With Singapore's rapidly ageing population and the changing demographics of our seniors in the next two decades, it is timely for all stakeholders - policymakers, practitioners, seniors home operators, service providers and the community - to regroup and rethink the next model of care for our seniors group homes ("Seniors' home scheme under review"; June 10, and "Seek balance in seniors' home"; Tuesday).
Ideally, every one of us should grow old with our loved ones and families in the comfort and familiarity of our own home.
However, in reality, there are various circumstantial reasons as to why seniors choose to live alone - estranged familial relations, or the desire to be independent or have personal space.

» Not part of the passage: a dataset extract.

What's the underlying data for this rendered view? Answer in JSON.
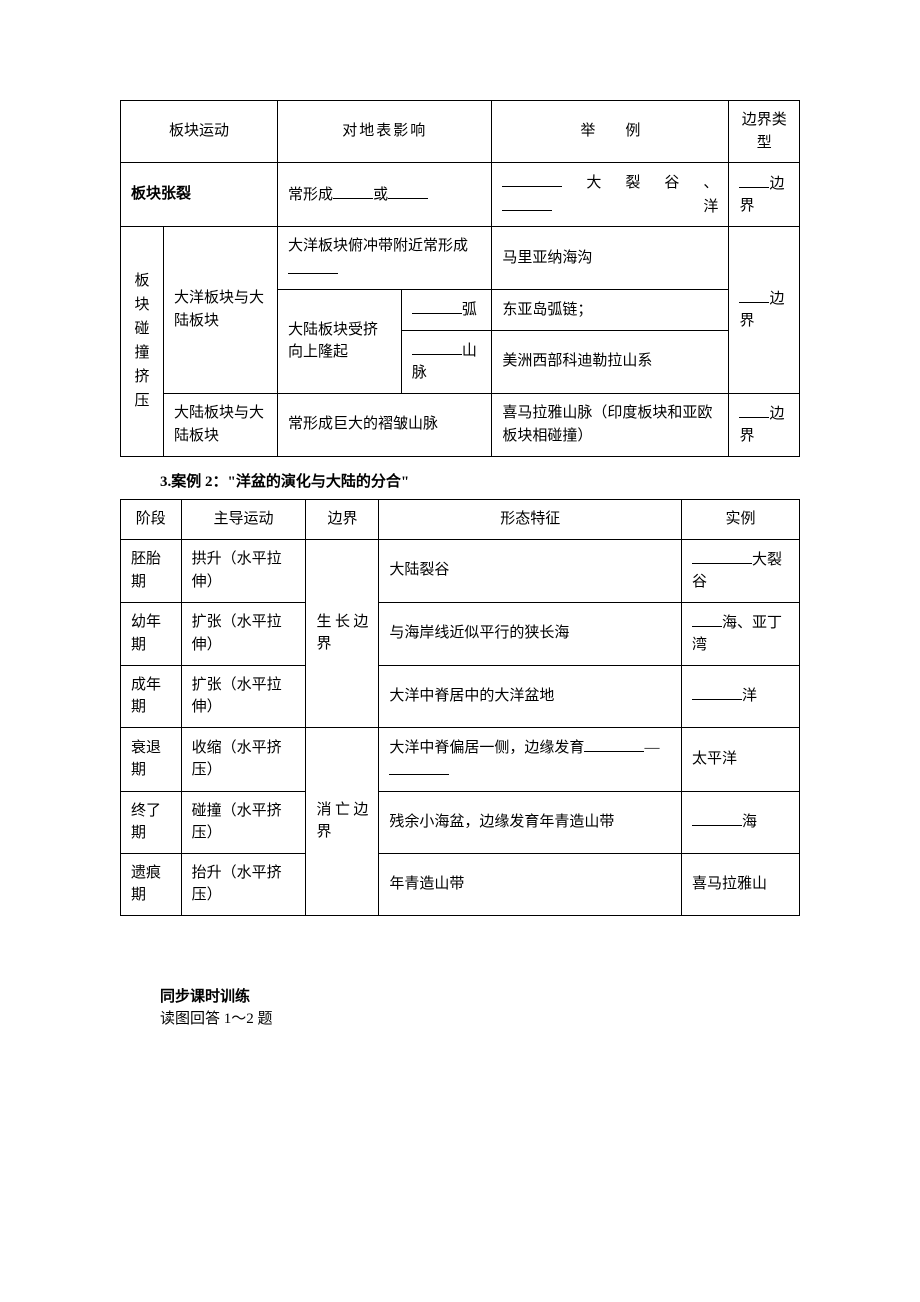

In line with our national directive to promote ageing in place, AWWA Senior Community Home started as a sheltered home with 20 residents in 1976. Today, it is home to 140 seniors without family support or next of kin, occupying the first four levels of a rental block in Ang Mo Kio.
Through a transdisciplinary team of nurses on duty 24/7, social workers and other care staff, we operate at full capacity, with around seven referrals a month.
We take a collaborative approach with our seniors and empower them to be independent and take charge of their lives, regardless of their health status or physical ability.
Though many of our seniors started off as lonely and rejected strangers, we have witnessed many of them forging lasting friendships and caring for one another selflessly in times of adversity, such as deteriorating health or sickness.
Some even found their second chance at love - four couples met and married at the home.
We have also witnessed camaraderie among the seniors who have bonded and who look out for one another, injecting warmth, instilling a sense of "home away from home" and bringing out the true meaning of ageing in place.
AWWA could not have done it alone. We have the support of numerous volunteers from the neighbourhood, schools, corporate organisations and well-meaning individuals. This is about how a community comes together to support lonely seniors and reintegrate them into the community as valued members of society.
With the Government's ongoing efforts in enhancing social care programmes to encourage seniors' social interaction and participation in the community, the same can be applied to seniors group homes.
We can look beyond the hardware, building the "heartware" with a strong focus on social and psychosocial aspects, to ensure a seamless continuum of care for our next generation of seniors.